Vaccination à l’officine : les enjeux de la saison 2

Pour la seconde année consécutive, plusieurs milliers de pharmaciens d’officine seront habilités à vacciner certains patients contre la grippe. Comme convenu dans les textes, cette expérimentation a été étendue à deux régions supplémentaires. Après la Nouvelle-Aquitaine et l’Auvergne-Rhône-Alpes, les Hauts-de-France et l’Occitanie viennent garnir les rangs. Les titulaires et les adjoints de ces territoires pourront y participer, sous réserve d’avoir obtenu une autorisation spécifique de leur ARS de tutelle et d’avoir suivi la formation théorique et pratique requise.

Autre nouveauté, la population cible a été élargie. Contrairement à l’an dernier, les primo-vaccinants, les femmes enceintes, les personnes immuno-déprimées ou atteintes de troubles de la coagulation font désormais partie du dispositif expérimental. En clair, les pharmaciens pourront vacciner les adultes visés par les recommandations en vigueur*, à l’exception de ceux présentant des antécédents de réaction allergique sévère à l’ovalbumine ou à une vaccination antérieure.

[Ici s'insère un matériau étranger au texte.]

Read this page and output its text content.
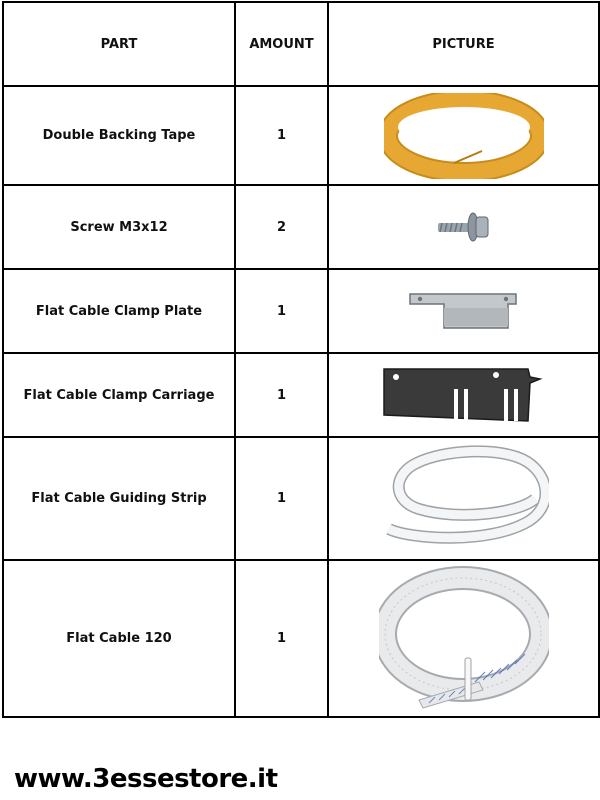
PART	AMOUNT	PICTURE
Double Backing Tape	1	

Screw M3x12	2	

Flat Cable Clamp Plate	1	

Flat Cable Clamp Carriage	1	

Flat Cable Guiding Strip	1	

Flat Cable 120	1	
www.3essestore.it
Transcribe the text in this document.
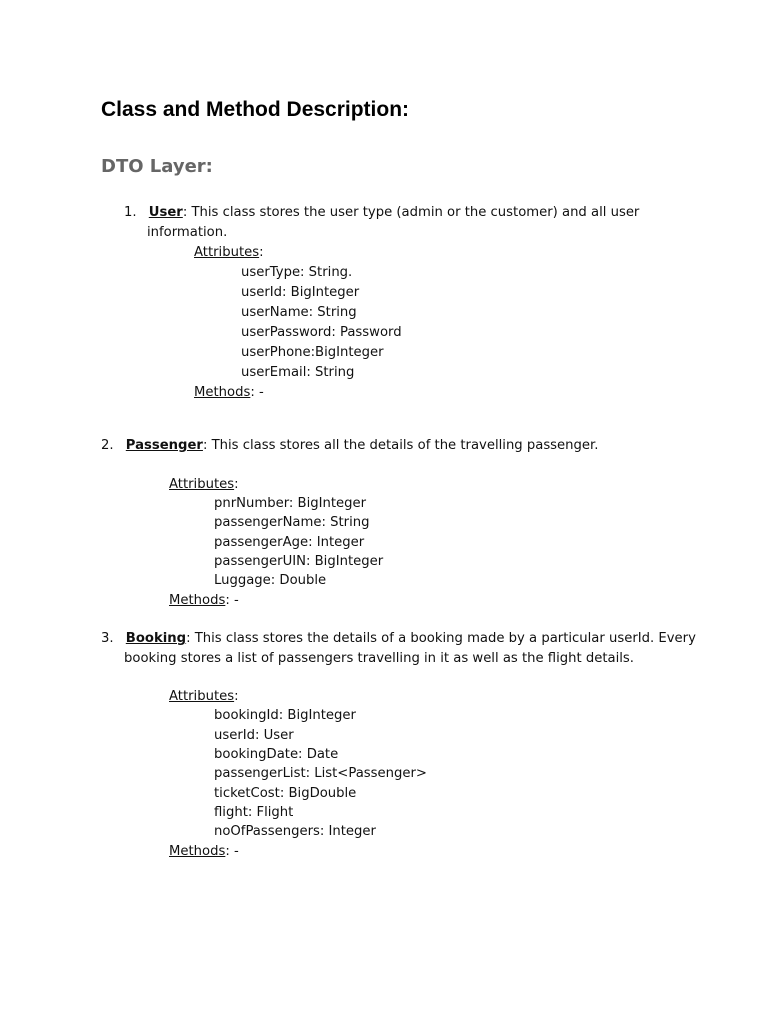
Class and Method Description:
DTO Layer:
1. User: This class stores the user type (admin or the customer) and all user
information.
Attributes:
userType: String.
userId: BigInteger
userName: String
userPassword: Password
userPhone:BigInteger
userEmail: String
Methods: -
2. Passenger: This class stores all the details of the travelling passenger.
Attributes:
pnrNumber: BigInteger
passengerName: String
passengerAge: Integer
passengerUIN: BigInteger
Luggage: Double
Methods: -
3. Booking: This class stores the details of a booking made by a particular userId. Every
booking stores a list of passengers travelling in it as well as the flight details.
Attributes:
bookingId: BigInteger
userId: User
bookingDate: Date
passengerList: List<Passenger>
ticketCost: BigDouble
flight: Flight
noOfPassengers: Integer
Methods: -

Pour rappel, le gouvernement a prévu de légaliser la vaccination antigrippale dans toutes les officines du pays, dès l’an prochain. Les conditions et les modalités exactes doivent encore être définies dans un décret du Conseil d’Etat, mais plusieurs revendications syndicales ont déjà filtré. Tributaires des recommandations édictées par la HAS, les pharmaciens proposent néanmoins d’ouvrir cette vaccination à tous les adultes consentants. Ils souhaitent par ailleurs renégocier leurs honoraires**, dans le champ conventionnel.

 

Un démarrage (très) encourageant
Cette saison, la campagne de vaccination antigrippale a débuté le 6 octobre dernier. Elle s’achèvera le 31 janvier prochain. Au cours des cinq premières semaines, 380 000 vaccinations ont été réalisées dans les quatre régions sélectionnées. D’après les syndicats professionnels, près d’un million de personnes pourraient être vaccinées contre la grippe grâce à la mobilisation du réseau officinal. Les chiffres annoncés sont nettement plus élevés que l’an dernier.

Selon le bilan dressé par la Direction générale de l’offre de soins, 160 000 Français avaient été vaccinés dans les deux régions pilotes (100 000 en Auvergne-Rhône-Alpes et 60 000 en Nouvelle-Aquitaine). Il s’agissait majoritairement de personnes âgées de 65 ans et plus. 2 696 pharmacies avaient participé à cette première phase expérimentale, soit 57 % du panel. Les objectifs assignés par les pouvoirs publics, à savoir 30 000 à 40 000 vaccinations, avaient été pulvérisés.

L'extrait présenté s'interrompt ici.